Research Roundup: Deep sea crustaceans and cancer treatments, freeze drying organs for later transplantation and more!

Welcome to this week’s Research Roundup. These Friday posts aim to inform our readers about the many stories that relate to animal research each week. Do you have an animal research story we should include in next week’s Research Roundup? You can send it to us via our Facebook page or through the contact form on the website.

• Tissue that has been freeze-dried and then re-hydrated was successfully transplanted for the first time using sheep. The researchers at Leibniz Research Labs for Biotechnology and Artificial Organs in Germany freeze-dried the heart valves of sheep. These can be stored almost indefinitely in airtight containers at room temperature (rather than needing to be kept in cold storage). The tissue was then re-hydrated and transplanted into another sheep. These researchers think that that this process can also easily be applied to other organs. Published in Acta Biomaterialia.

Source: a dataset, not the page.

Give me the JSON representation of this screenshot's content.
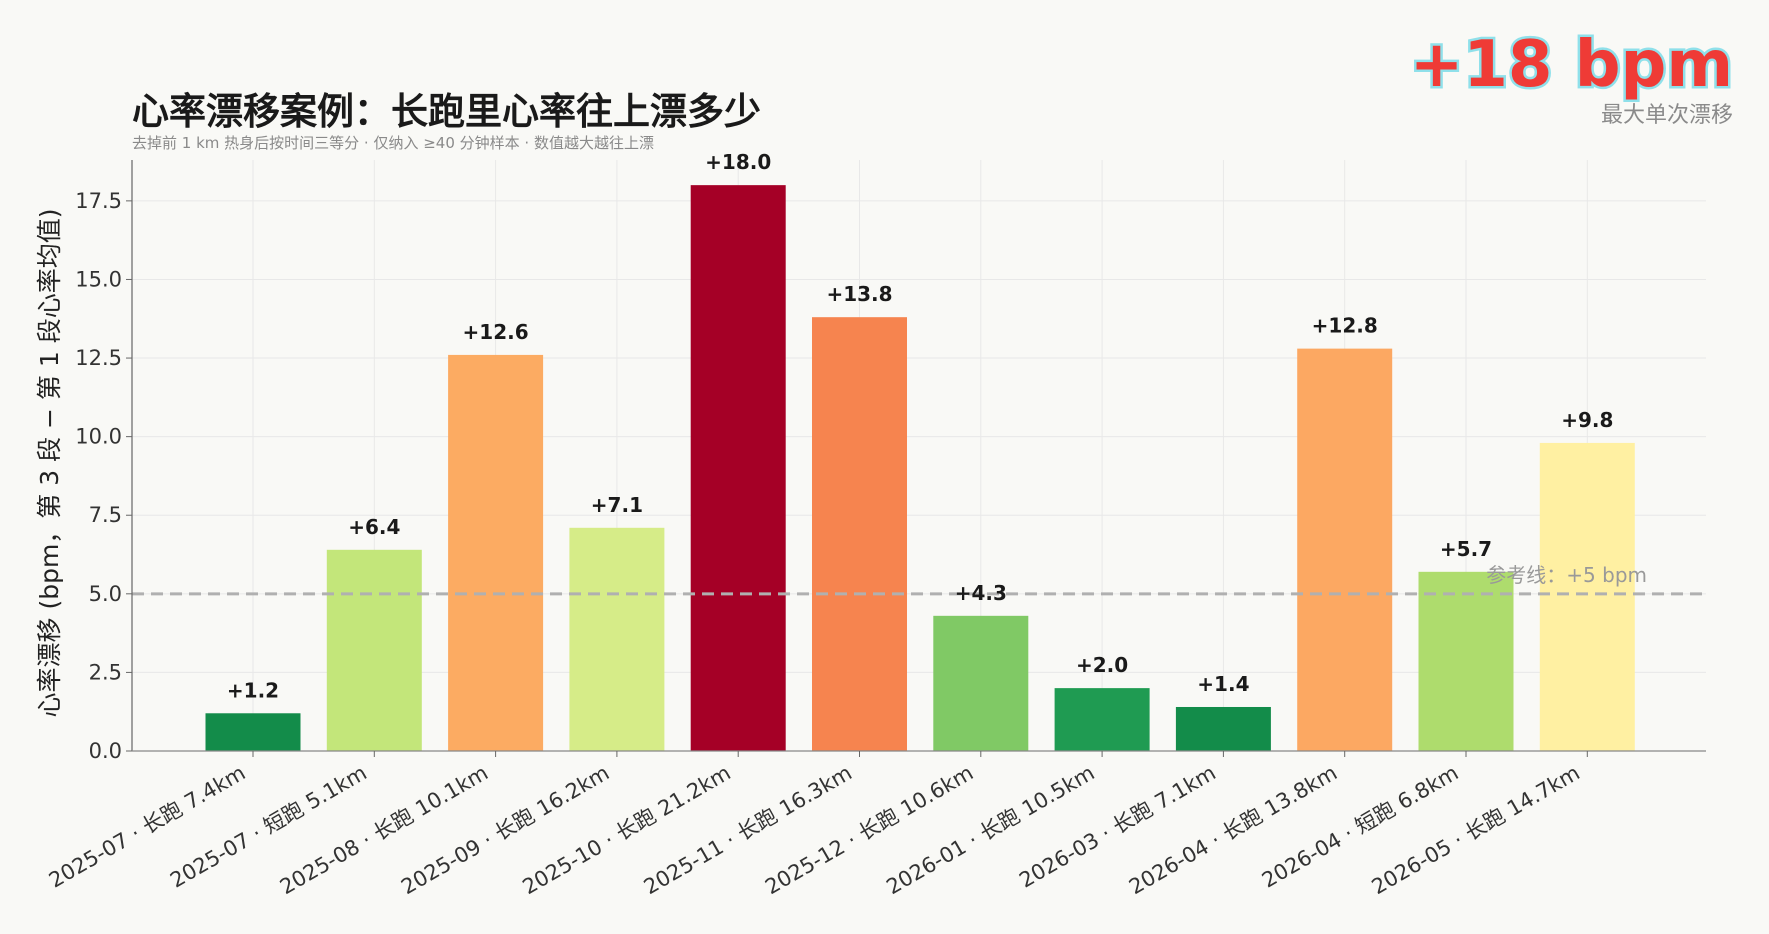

• Cracking the Brain’s Enigma Code. Researchers are working to decode neural signals into movements as a way to advance brain-controlled prosthetic devices. Dr. Eva Dyer wanted to find out if cryptography could be used to decode neural signals into movements. She worked with three monkeys to gather the data needed for her proposed decoder. The monkeys were trained to perform specific actions while their neural activity was measured. The study results showed that the new decoder only required general statistics about movements, versus the very detailed data needed by traditional decoders, and could effectively predict movements. They also found that movement patterns from one monkey was also able to be applied to that of another monkey, which is not currently possible with current decoders. Since movements are often similar across animals and people, Dyers team is hopeful that this may be able to reduce the time and effort involved in collecting meticulously detailed movement data. This study was published in Nature Biomedical Engineering.

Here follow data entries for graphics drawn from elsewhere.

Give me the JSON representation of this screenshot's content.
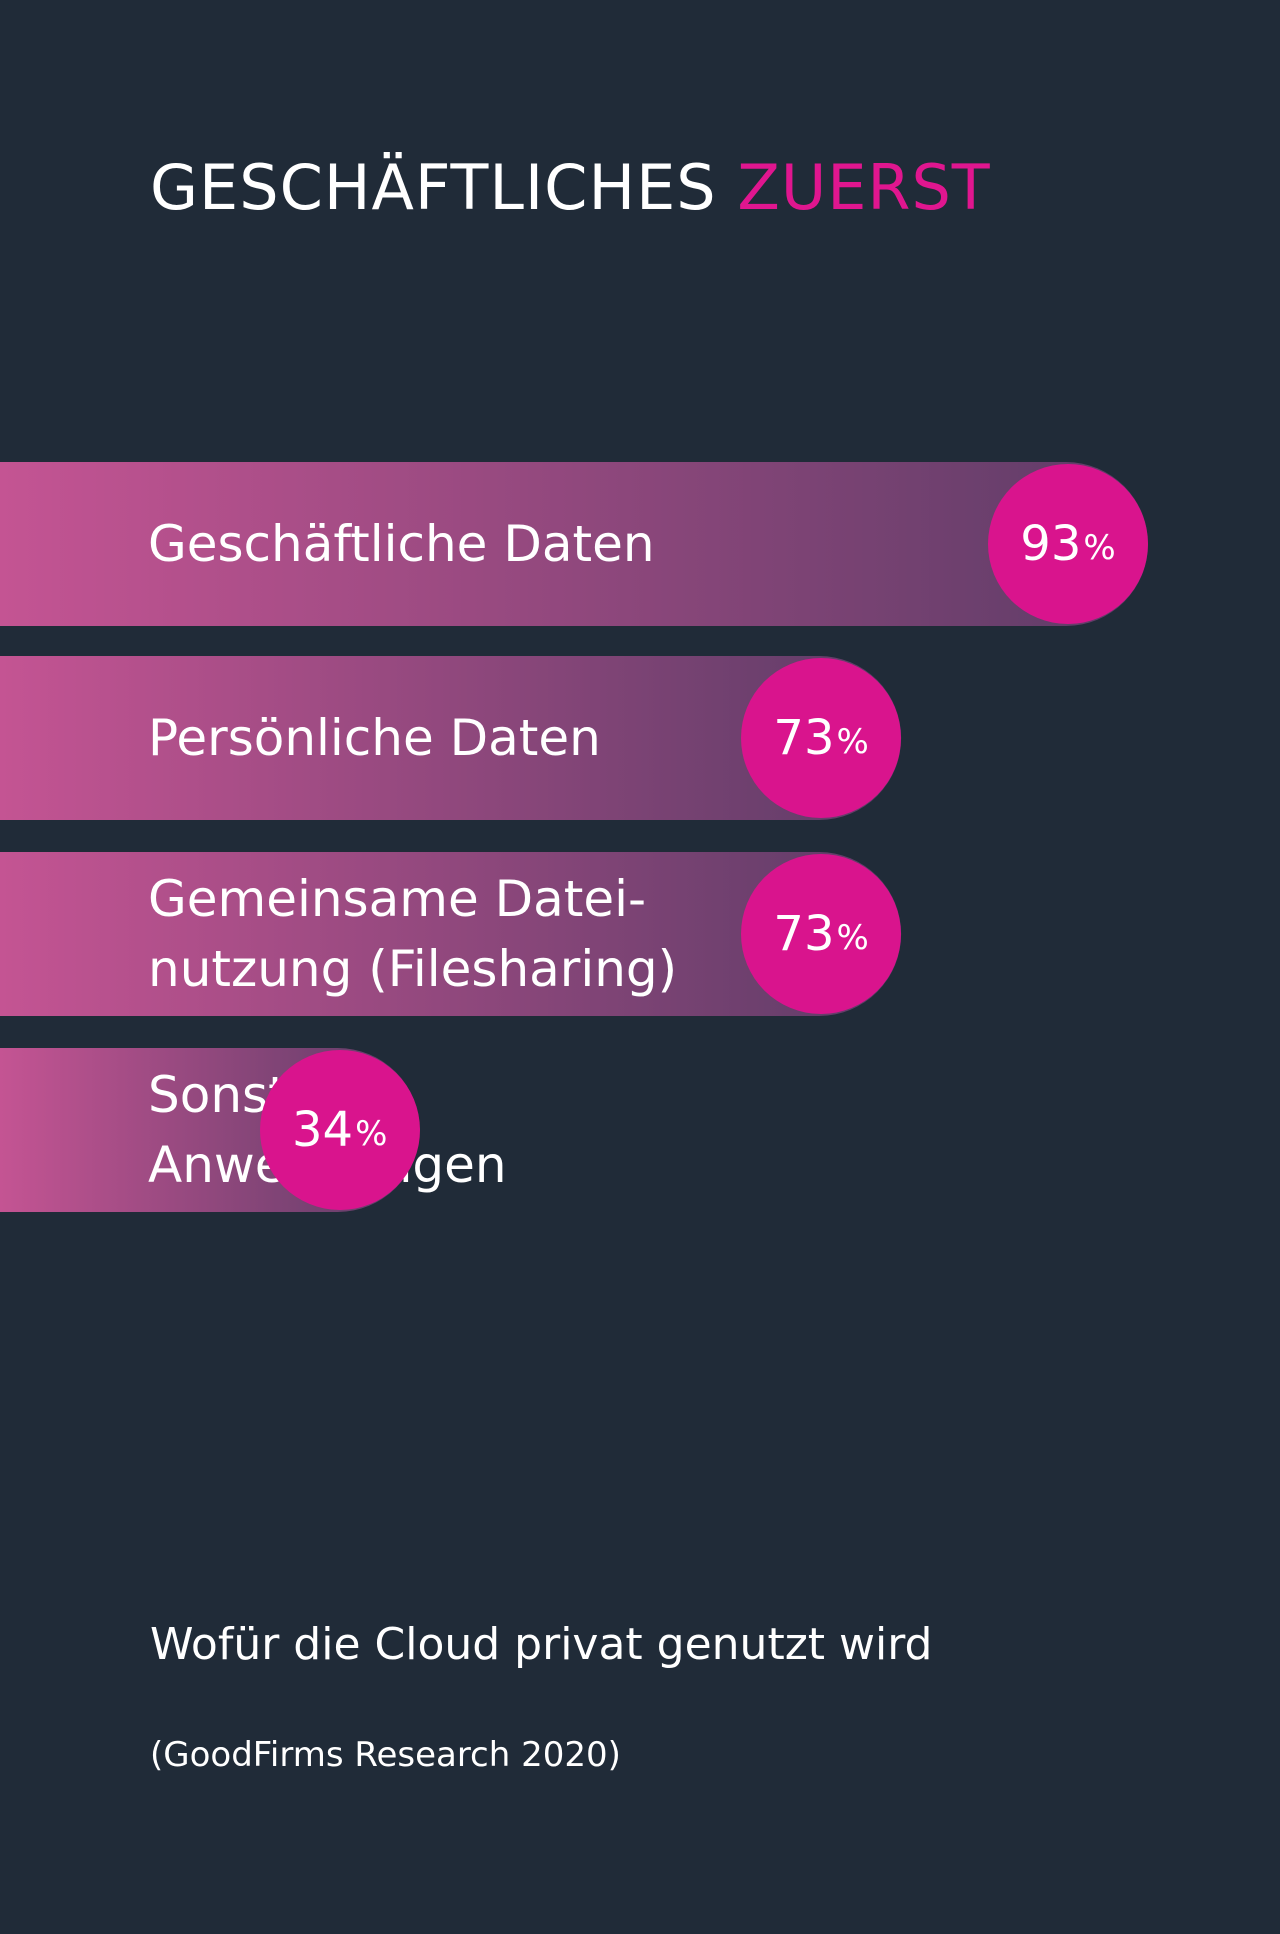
{
  "title": {
    "main": "GESCHÄFTLICHES",
    "accent": "ZUERST"
  },
  "subtitle": "Wofür die Cloud privat genutzt wird",
  "source": "(GoodFirms Research 2020)",
  "colors": {
    "background": "#202b38",
    "accent": "#e0168f",
    "bubble": "#d9148d",
    "bar_start": "#c45493",
    "bar_end": "#5d3c67"
  },
  "chart_data": {
    "type": "bar",
    "orientation": "horizontal",
    "categories": [
      "Geschäftliche Daten",
      "Persönliche Daten",
      "Gemeinsame Datei-\nnutzung (Filesharing)",
      "Sonstige\nAnwendungen"
    ],
    "values": [
      93,
      73,
      73,
      34
    ],
    "value_labels": [
      "93",
      "73",
      "73",
      "34"
    ],
    "unit": "%",
    "title": "GESCHÄFTLICHES ZUERST",
    "xlabel": "",
    "ylabel": "",
    "xlim": [
      0,
      100
    ],
    "grid": false,
    "legend": "none"
  }
}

• A gene therapy has allowed mice with Type I diabetes to temporarily produce insulin. Insulin is ordinarily created by beta-cells in the pancreas. Scientists at the University of Pittsburgh Medical School used a adeno-associated virus to induce pancreatic alpha cells to produce the insulin. The mice thrived for four months before an immune reaction destroyed those insulin-producing cells. The research was published in Cell Stem Cell.

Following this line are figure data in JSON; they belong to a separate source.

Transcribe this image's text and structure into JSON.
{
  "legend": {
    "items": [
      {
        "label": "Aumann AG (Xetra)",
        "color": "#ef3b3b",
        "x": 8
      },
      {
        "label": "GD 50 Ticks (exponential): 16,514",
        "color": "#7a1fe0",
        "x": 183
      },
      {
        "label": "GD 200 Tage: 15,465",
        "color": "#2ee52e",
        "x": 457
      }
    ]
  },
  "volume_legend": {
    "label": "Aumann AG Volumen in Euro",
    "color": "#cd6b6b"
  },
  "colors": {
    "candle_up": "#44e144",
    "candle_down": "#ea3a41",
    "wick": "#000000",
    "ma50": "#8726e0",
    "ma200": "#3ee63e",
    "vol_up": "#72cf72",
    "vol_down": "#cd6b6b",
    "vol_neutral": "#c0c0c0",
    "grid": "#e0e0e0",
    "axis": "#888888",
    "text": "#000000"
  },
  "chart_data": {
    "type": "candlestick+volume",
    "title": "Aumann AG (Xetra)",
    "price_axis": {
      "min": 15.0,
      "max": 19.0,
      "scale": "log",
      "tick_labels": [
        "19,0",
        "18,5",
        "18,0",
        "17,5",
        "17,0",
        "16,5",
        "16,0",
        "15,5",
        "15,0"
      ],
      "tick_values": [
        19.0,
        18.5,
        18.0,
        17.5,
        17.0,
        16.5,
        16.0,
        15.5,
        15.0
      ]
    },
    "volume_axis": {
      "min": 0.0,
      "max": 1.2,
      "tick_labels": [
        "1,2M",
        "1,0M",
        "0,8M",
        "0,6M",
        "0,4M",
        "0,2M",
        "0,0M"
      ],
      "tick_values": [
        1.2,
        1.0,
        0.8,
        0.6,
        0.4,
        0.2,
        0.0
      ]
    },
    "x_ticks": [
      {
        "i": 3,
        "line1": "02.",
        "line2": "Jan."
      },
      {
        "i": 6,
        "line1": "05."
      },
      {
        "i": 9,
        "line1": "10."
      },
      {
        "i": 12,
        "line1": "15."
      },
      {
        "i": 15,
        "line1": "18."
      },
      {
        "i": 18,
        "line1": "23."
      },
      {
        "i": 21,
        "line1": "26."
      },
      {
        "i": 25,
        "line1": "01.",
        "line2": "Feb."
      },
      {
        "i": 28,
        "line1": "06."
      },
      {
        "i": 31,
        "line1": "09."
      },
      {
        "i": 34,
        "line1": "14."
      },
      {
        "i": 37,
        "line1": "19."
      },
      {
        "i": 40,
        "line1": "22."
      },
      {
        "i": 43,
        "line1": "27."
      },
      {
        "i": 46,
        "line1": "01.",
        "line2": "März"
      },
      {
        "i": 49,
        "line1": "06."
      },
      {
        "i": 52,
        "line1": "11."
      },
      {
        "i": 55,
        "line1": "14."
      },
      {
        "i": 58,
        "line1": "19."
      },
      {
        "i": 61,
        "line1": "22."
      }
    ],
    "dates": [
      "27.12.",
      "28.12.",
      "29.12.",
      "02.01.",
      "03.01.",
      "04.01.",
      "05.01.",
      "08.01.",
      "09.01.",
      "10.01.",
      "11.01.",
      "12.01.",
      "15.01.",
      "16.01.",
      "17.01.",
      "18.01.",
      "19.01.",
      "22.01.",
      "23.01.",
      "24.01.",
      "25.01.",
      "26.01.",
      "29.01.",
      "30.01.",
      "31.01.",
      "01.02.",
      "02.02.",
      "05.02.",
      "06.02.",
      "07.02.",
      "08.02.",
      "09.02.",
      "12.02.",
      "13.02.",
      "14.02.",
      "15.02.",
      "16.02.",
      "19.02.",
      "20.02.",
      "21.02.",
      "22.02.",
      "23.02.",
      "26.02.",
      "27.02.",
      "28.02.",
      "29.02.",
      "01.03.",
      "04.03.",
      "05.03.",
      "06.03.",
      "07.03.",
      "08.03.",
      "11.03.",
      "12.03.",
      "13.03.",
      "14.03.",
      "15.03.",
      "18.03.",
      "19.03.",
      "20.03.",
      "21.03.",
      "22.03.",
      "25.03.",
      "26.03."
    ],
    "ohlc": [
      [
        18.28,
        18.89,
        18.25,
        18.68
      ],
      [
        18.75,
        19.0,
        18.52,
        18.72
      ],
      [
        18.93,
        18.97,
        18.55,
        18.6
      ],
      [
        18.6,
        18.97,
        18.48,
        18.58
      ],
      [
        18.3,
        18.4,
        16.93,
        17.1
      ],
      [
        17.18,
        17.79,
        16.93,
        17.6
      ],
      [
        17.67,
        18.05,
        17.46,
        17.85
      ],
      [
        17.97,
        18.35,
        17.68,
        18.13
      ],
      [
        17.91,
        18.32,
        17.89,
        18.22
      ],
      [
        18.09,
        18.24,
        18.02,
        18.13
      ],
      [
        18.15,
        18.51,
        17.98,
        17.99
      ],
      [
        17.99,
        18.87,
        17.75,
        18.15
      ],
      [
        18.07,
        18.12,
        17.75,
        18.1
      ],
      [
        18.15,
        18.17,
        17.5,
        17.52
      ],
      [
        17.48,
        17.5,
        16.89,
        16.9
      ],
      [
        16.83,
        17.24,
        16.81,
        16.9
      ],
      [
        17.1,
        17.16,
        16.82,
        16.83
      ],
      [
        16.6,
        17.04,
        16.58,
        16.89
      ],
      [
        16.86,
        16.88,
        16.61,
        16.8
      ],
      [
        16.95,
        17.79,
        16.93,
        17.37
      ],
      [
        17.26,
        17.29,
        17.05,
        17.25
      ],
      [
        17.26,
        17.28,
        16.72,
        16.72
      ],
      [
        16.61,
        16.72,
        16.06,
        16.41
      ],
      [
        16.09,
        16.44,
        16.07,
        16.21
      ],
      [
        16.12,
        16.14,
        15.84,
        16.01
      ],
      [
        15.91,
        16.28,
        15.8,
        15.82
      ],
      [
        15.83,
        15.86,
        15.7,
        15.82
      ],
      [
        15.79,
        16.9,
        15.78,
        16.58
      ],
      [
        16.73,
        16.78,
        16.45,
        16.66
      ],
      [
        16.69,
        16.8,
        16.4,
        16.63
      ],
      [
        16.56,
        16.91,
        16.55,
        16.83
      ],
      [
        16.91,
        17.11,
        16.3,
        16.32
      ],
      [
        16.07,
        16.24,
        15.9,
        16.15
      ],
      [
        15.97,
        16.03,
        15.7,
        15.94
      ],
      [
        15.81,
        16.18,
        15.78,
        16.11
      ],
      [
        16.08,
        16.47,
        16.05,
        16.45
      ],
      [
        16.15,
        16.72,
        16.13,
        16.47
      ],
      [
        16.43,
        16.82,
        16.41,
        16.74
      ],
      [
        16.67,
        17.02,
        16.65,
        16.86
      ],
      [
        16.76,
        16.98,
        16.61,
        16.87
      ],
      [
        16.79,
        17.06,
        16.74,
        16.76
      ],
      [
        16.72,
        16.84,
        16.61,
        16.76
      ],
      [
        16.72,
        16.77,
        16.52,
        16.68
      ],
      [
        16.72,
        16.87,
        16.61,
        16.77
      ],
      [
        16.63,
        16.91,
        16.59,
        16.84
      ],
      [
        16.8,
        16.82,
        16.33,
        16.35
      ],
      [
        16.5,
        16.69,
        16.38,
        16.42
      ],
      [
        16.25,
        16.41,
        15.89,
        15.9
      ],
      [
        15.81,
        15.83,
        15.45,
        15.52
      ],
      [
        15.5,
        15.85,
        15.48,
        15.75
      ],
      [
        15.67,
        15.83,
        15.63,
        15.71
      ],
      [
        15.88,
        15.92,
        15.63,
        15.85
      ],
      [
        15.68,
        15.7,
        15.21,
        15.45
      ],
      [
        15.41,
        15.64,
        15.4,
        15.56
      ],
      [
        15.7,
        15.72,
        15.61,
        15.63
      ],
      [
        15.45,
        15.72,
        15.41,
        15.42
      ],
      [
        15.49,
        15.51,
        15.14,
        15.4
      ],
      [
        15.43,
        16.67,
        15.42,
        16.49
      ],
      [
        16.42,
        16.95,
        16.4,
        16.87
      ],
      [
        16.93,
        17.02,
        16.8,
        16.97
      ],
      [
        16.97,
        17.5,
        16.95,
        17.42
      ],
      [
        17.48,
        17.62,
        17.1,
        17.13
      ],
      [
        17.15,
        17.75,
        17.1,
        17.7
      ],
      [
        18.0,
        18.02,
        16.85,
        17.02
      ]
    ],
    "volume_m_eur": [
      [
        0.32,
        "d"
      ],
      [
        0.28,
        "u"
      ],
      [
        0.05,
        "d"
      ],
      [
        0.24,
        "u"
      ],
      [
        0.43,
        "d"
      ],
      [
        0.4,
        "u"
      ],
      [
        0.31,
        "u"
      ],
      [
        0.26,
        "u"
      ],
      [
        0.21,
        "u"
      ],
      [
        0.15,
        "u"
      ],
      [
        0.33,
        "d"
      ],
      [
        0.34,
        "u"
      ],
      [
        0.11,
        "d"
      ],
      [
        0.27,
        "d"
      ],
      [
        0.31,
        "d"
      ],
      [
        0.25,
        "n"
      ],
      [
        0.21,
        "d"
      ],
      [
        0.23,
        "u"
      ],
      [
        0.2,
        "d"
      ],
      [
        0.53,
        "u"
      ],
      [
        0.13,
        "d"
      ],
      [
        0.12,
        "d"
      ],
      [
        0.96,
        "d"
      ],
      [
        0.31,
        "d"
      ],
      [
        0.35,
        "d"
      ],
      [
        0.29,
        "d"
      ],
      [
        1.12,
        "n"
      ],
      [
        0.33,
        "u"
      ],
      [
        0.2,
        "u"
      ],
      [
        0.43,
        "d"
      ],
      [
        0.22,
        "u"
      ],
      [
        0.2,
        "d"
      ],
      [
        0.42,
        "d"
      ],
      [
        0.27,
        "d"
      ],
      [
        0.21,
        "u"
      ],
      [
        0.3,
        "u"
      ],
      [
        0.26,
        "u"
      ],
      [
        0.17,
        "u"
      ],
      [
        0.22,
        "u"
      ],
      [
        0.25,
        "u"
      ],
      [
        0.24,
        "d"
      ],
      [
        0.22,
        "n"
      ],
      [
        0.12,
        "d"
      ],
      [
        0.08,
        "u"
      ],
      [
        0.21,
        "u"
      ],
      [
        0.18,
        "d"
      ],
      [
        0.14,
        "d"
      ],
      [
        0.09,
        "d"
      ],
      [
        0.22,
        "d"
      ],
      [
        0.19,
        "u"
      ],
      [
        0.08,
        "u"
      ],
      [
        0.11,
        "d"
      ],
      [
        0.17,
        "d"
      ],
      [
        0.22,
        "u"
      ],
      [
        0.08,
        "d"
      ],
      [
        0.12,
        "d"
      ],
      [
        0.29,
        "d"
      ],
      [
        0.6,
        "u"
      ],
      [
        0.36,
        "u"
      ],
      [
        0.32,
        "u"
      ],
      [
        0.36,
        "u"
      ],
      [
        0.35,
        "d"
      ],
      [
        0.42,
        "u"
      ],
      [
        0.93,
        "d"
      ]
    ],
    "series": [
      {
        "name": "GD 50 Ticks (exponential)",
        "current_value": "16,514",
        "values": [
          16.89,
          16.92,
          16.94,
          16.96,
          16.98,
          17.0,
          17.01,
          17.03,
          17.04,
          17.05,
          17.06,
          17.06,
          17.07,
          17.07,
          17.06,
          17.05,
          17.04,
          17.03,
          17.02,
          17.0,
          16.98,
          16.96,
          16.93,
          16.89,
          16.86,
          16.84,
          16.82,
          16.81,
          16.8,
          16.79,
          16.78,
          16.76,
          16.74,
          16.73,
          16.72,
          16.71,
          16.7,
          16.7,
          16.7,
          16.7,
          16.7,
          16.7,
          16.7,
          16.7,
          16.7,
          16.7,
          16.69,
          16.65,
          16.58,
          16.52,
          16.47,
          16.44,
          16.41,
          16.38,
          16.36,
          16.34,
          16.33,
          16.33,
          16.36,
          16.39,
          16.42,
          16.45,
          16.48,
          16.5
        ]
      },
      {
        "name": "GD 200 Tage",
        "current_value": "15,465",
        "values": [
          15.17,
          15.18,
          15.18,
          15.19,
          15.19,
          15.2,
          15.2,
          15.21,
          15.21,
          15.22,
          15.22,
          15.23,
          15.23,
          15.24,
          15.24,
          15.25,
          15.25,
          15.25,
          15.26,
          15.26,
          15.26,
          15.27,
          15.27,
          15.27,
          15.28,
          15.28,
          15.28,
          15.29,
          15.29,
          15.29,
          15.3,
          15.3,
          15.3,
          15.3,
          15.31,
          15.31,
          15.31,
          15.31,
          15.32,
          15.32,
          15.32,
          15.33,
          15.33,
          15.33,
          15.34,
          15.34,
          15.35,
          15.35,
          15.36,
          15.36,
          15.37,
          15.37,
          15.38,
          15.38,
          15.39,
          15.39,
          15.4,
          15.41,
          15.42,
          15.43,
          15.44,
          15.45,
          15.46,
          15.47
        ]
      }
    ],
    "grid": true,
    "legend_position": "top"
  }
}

• Deep sea creatures provide a guiding light in the quest to develop cancer therapies. Researchers use the bioluminescence properties of deep sea shrimp and other crustaceans to develop an inexpensive, effective test to determine cell death when testing immunotherapies. A team of scientists at the Keck University of Southern California Keck School of Medicine treated cancer cells with luciferase, the enzyme responsible for how these species “glow.” When a cell with luciferase cell dies, the enzyme leaks out of the cell causing it to illuminate. This allowed researchers to identify the death of a single cell after treatment with an immunotherapy agent in just thirty minutes. The rapid results and inexpensive test will save time and money leading to expedited treatments for patients. Published in Scientific Reports.

• Once-a-week pill for HIV shows promise in animals. A team of researchers work with pigs to develop a slow-release mechanism to deliver HIV drugs. Giovanni Traverso, of Massachusetts Institute of Technology and Brigham and Women’s Hospital, said: “We wanted to come up with a system to make it easier for patients to stick to taking their treatments. The mechanism is taken as a regular pill but once it reaches the stomach, a star-shaped device unfolds and begins to slowly release the medication. More studies are needed in other species such as nonhuman primates to confirm its effectiveness and safety. Clinical trials for the mechanism may begin within the year with researchers hopeful to begin clinical trials that include the HIV medication in two years. Preliminary studies are also evaluating its use for other diseases such as malaria. This study was published in Nature Communications.